Ferdinando Bertoni (Salò 1725 – Desenzano 1813)
Nacque a Salò il 15 agosto 1725, in contrada San Giovanni (l’attuale p.zza Zanelli). Il padre permise a Ferdinando di poter ricevere le prime lezioni di musica a Salò dal maestro della Cappella musicale del Duomo, Giovanni Battista Cargnoni e da Orazio Pollarolo, maestro della Cappella del Duomo di Brescia.
Nel 1742 diventò allievo del celebre Giovanni Battista Martini a Bologna, dove ottenne di essere ammesso per meriti alla prestigiosa Accademia Filarmonica bolognese, di cui diventò direttore nel 1773. Nel 1745 si trasferì a Venezia cambiando il cognome da Turrini in Bertoni, acquisendolo da un parente della madre originario della città lagunare.

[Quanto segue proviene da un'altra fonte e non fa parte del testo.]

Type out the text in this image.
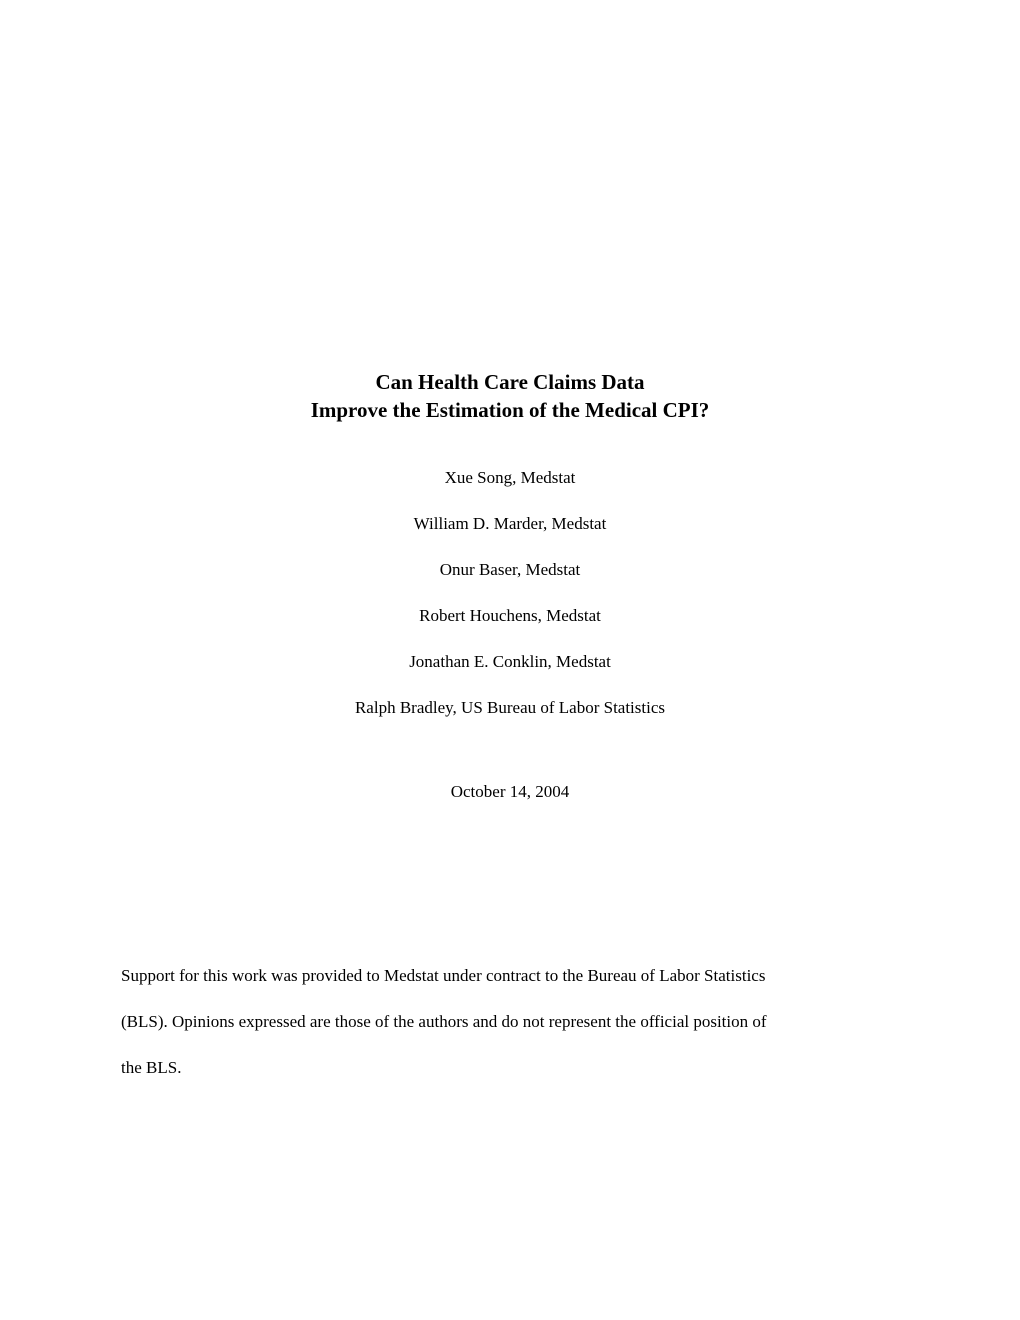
Can Health Care Claims Data
Improve the Estimation of the Medical CPI?
Xue Song, Medstat
William D. Marder, Medstat
Onur Baser, Medstat
Robert Houchens, Medstat
Jonathan E. Conklin, Medstat
Ralph Bradley, US Bureau of Labor Statistics
October 14, 2004
Support for this work was provided to Medstat under contract to the Bureau of Labor Statistics
(BLS). Opinions expressed are those of the authors and do not represent the official position of
the BLS.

Dal 1785 il Bertoni ricoprì l’ambito incarico di Maestro di Cappella nell’autorevole basilica veneziana, dedicandosi parallelamente all’insegnamento della musica (sono suoi allievi i celebri Simone Mayr, Gaspare Pacchiarotti, il nipote Ferdinando Turrini detto l’orbo) e ad una intensa attività compositiva di genere sacro e profano.
La vasta produzione musicale sacra e operistica di Bertoni meritò il plauso dei più celebri compositori del suo tempo. I contemporanei Porpora, Galuppi, Paisiello, Jommelli, Leopold e Wolfgang Amadeus Mozart non furono gli unici estimatori dei lavori del maestro salodiano.
Ferdinando Bertoni riscosse infatti anche il plauso di importanti sovrani del tempo, esibendosi alla loro presenza: sovrani come l’imperatore Giuseppe II, il duca di York, l’imperatore di Russia, nonchè il re di Napoli e il granduca di Toscana lo elogiarono per i suoi lavori.
Nonostante l’auspicio di una maggiore riscoperta anche da parte di interpreti come Riccardo Muti, Marilyn Horne, e Cristina Miatello, gran parte della produzione di Ferdinando Bertoni rimane ancora sconosciuta al grande pubblico.
Una vasta produzione in ambito operistico (quasi un centinaio di opere cantate e drammatiche) in ambito sacro (circa duecento fra salmi, mottetti, oratori) e di genere strumentale attende solo di essere eseguita, per valorizzare e diffondere la creatività di uno dei più geniali e apprezzati compositori veneti del Settecento.